The Shepherd’s grip on his shoulder firmed. “But come and see how many more you have saved with your bravery.” He gestured with his staff toward the frozen Arathians, toward the cathedral doors beyond.

“Come,” Father Perero urged, bracing a hand under his arm. “Up. Slowly.”

Between the holy man’s grip and his own stubbornness, Tristan managed to lurch to his feet. The world tilted before righting itself again, his stomach rolling. His head throbbed with every pulse of his heart, but he stayed upright, weight mostly on his right leg.

Carefully, he eased his sword back into its scabbard.

His body hurt, but he was alive. Unburned.

…How?

Tristan swallowed hard. Questions for another time, perhaps.

“The men?” he asked the Shepherd, nodding toward the three Arathians on the stairs as Father Perero guided him upward. “What is… wrong with them?”

“They stopped the moment you struck her,” he softly replied, as if afraid of disturbing the enemy soldiers. “Like puppets on a string. I do not know if they are sleeping. Or…” His lips thinned. “Or something worse. Leave them. We have more urgent souls to see to.”

They climbed.

Each step sent a fresh ache through Tristan’s knees, spine, and skull. By the time they reached the top, sweat chilled under his armor.

Father Perero rapped twice on the great oak doors with the butt of his staff. “It is me,” he called, his voice carrying. “Open up.”

For a heartbeat, nothing happened.

Then came the scrape and clatter of a heavy bar being lifted. Bolts drawn. The door cracked open a hand’s breadth, and a pair of wide brown eyes appeared in the gap, rimmed with red from crying.

“Father?” a girl’s voice whispered. “Is it safe?”

“As safe as we can make it,” the Shepherd replied, gentler now. “Luckily for us, the Lord sent us a champion at just the right moment. Now, we can evacuate to that ship I have waiting in the canal.”

Champion? He did not feel like a champion. It had been dumb luck. A blind swing.
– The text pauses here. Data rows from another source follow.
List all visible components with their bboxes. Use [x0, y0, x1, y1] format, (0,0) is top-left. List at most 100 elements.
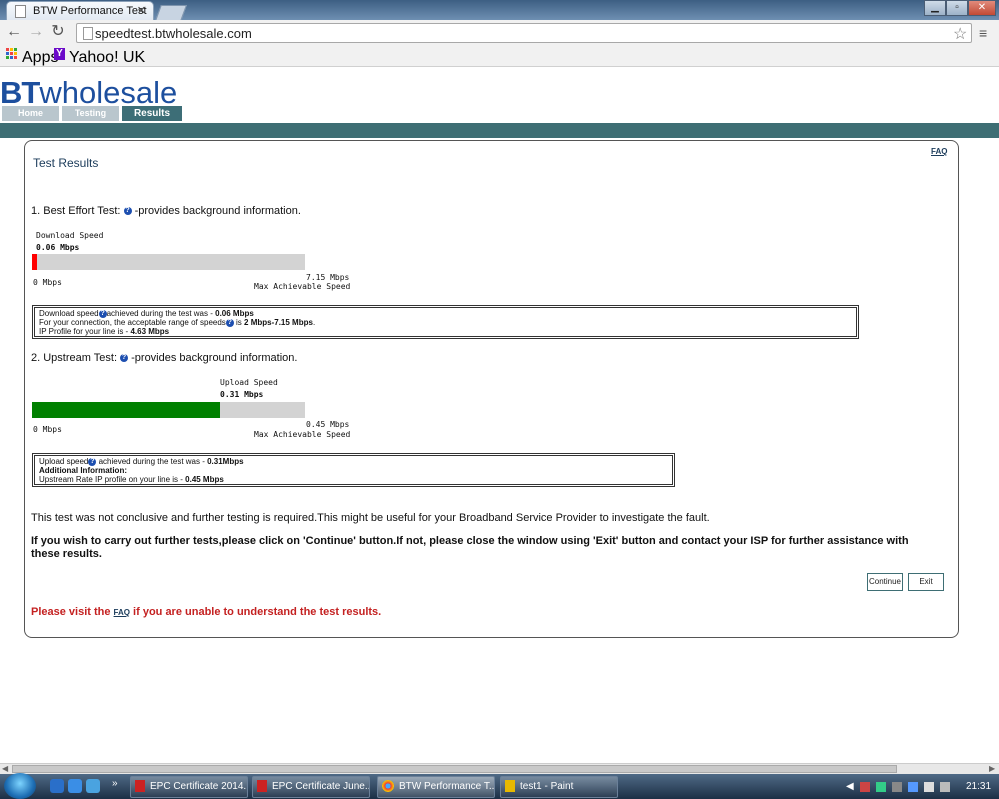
scroll-left-icon[interactable]: ◀ [2, 764, 8, 773]
info-text: For your connection, the acceptable rang… [39, 318, 226, 327]
close-tab-icon[interactable]: ✕ [137, 4, 146, 17]
bookmark-apps[interactable]: Apps [22, 49, 58, 67]
upstream-title: 2. Upstream Test: [31, 352, 117, 364]
info-text: Upload speed [39, 457, 89, 466]
menu-icon[interactable]: ≡ [979, 25, 987, 41]
inconclusive-message: This test was not conclusive and further… [31, 512, 710, 524]
nav-tab-home[interactable]: Home [1, 105, 60, 122]
bookmark-yahoo[interactable]: Yahoo! UK [69, 49, 145, 67]
taskbar-item-label: BTW Performance T... [399, 781, 495, 792]
upload-max-value: 0.45 Mbps [306, 420, 350, 429]
faq-link[interactable]: FAQ [931, 147, 947, 156]
taskbar-item[interactable]: EPC Certificate June... [252, 776, 370, 798]
info-text: is [233, 318, 245, 327]
faq-message: Please visit the FAQ if you are unable t… [31, 606, 381, 618]
upload-info-box: Upload speed? achieved during the test w… [32, 453, 675, 487]
pdf-icon [135, 780, 145, 793]
taskbar-item[interactable]: EPC Certificate 2014... [130, 776, 248, 798]
ip-profile-value: 4.63 Mbps [130, 327, 170, 336]
tray-app-icon[interactable] [908, 782, 918, 792]
taskbar-item[interactable]: test1 - Paint [500, 776, 618, 798]
upload-speed-bar [32, 402, 305, 418]
clock[interactable]: 21:31 [966, 781, 991, 792]
show-desktop-icon[interactable] [86, 779, 100, 793]
address-bar[interactable]: speedtest.btwholesale.com [76, 23, 972, 43]
upstream-ip-profile-value: 0.45 Mbps [185, 475, 224, 484]
exit-button[interactable]: Exit [908, 573, 944, 591]
download-info-line-2: For your connection, the acceptable rang… [39, 318, 852, 327]
info-text: achieved during the test was - [96, 457, 208, 466]
download-max-value: 7.15 Mbps [306, 273, 350, 282]
bookmarks-bar [0, 46, 999, 67]
header-bar [0, 123, 999, 138]
page-icon [83, 27, 93, 40]
nav-tab-testing[interactable]: Testing [61, 105, 120, 122]
help-icon[interactable]: ? [120, 354, 129, 363]
minimize-button[interactable]: ▁ [924, 0, 946, 16]
download-min-label: 0 Mbps [33, 278, 62, 287]
taskbar-item-label: test1 - Paint [520, 781, 574, 792]
apps-grid-icon[interactable] [6, 48, 18, 60]
download-speed-bar [32, 254, 305, 270]
upload-max-label: Max Achievable Speed [254, 430, 351, 439]
upstream-heading: 2. Upstream Test: ? -provides background… [31, 352, 297, 364]
taskbar-item-active[interactable]: BTW Performance T... [377, 776, 495, 798]
upload-achieved-value: 0.31Mbps [207, 457, 244, 466]
browser-tab-title: BTW Performance Test [33, 5, 147, 17]
download-info-line-3: IP Profile for your line is - 4.63 Mbps [39, 327, 852, 336]
paint-icon [505, 780, 515, 793]
upload-info-line-2: Additional Information: [39, 466, 668, 475]
info-text: Upstream Rate IP profile on your line is… [39, 475, 186, 484]
bookmark-star-icon[interactable]: ☆ [953, 24, 967, 44]
url-text: speedtest.btwholesale.com [95, 26, 252, 41]
quicklaunch-more-icon[interactable]: » [112, 778, 118, 789]
help-icon[interactable]: ? [225, 318, 234, 327]
continue-button[interactable]: Continue [867, 573, 903, 591]
download-info-line-1: Download speed? achieved during the test … [39, 309, 852, 318]
further-tests-message: If you wish to carry out further tests,p… [31, 535, 909, 560]
forward-arrow-icon[interactable]: → [28, 24, 44, 40]
download-achieved-value: 0.06 Mbps [215, 309, 254, 318]
upstream-subtitle: -provides background information. [131, 352, 298, 364]
tray-app-icon[interactable] [876, 782, 886, 792]
download-speed-label: Download Speed [36, 231, 104, 240]
back-arrow-icon[interactable]: ← [6, 24, 22, 40]
best-effort-subtitle: -provides background information. [134, 205, 301, 217]
tray-app-icon[interactable] [860, 782, 870, 792]
browser-tab[interactable]: BTW Performance Test ✕ [6, 1, 154, 20]
faq-message-link[interactable]: FAQ [114, 608, 130, 617]
scroll-right-icon[interactable]: ▶ [989, 764, 995, 773]
tray-app-icon[interactable] [892, 782, 902, 792]
upload-min-label: 0 Mbps [33, 425, 62, 434]
yahoo-icon: Y [54, 48, 65, 60]
maximize-button[interactable]: ▫ [946, 0, 968, 16]
page-title: Test Results [33, 156, 99, 170]
internet-explorer-icon[interactable] [68, 779, 82, 793]
upload-info-line-1: Upload speed? achieved during the test w… [39, 457, 668, 466]
help-icon[interactable]: ? [98, 309, 107, 318]
upload-speed-value: 0.31 Mbps [220, 390, 264, 399]
info-text: IP Profile for your line is - [39, 327, 131, 336]
download-speed-value: 0.06 Mbps [36, 243, 80, 252]
scrollbar-thumb[interactable] [12, 765, 897, 773]
help-icon[interactable]: ? [123, 207, 132, 216]
page-icon [15, 5, 26, 18]
start-button[interactable] [4, 773, 36, 799]
close-window-button[interactable]: ✕ [968, 0, 996, 16]
chrome-icon [382, 780, 394, 793]
media-player-icon[interactable] [50, 779, 64, 793]
network-icon[interactable] [924, 782, 934, 792]
download-info-box: Download speed? achieved during the test … [32, 305, 859, 339]
taskbar-item-label: EPC Certificate 2014... [150, 781, 248, 792]
download-max-label: Max Achievable Speed [254, 282, 351, 291]
info-text: . [312, 318, 316, 327]
tray-expand-icon[interactable]: ◀ [846, 781, 854, 792]
volume-icon[interactable] [940, 782, 950, 792]
acceptable-range-value: 2 Mbps-7.15 Mbps [244, 318, 313, 327]
nav-tab-results[interactable]: Results [121, 105, 183, 122]
faq-message-prefix: Please visit the [31, 606, 114, 618]
reload-icon[interactable]: ↻ [50, 24, 66, 40]
upload-speed-label: Upload Speed [220, 378, 278, 387]
best-effort-heading: 1. Best Effort Test: ? -provides backgro… [31, 205, 301, 217]
additional-info-label: Additional Information: [39, 466, 127, 475]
But Tristan set his jaw and held his tongue.

In his silence, Father Perero urged, “Open the doors, child. Quickly.”

The doors swung wider with a groan, and Tristan’s breath caught at what he saw.

The nave was full.

Men and women filled every pew, every aisle, every scrap of floor.

Mothers clutched infants; older children huddled against them.

The elderly leaned on canes or each other.

Dockworkers with salt in their hair stood shoulder to shoulder with merchants in fine wool, their faces drawn tight with worry.

Hundreds of eyes turned toward the doorway.

Toward him.

For a moment, Tristan could only stand there on the threshold, the smell of sweat and fear rolling over him. The clamor of distant battle faded under the weight of so many silent, pleading stares.

He had ridden here to save one man. The Lord, it seemed, had different numbers in mind.

The promise he’d made Olivia echoed in his skull. I will be right back.

The words tasted like ash.

Forgive me, Olivia. His heart cracked in his chest as Father Perero stepped forward, leading him into the cathedral. Amongst that group of frightened civilians. And he was the only knight.

One blade to guard hundreds of souls.

I’m afraid I’ll have to break that promise.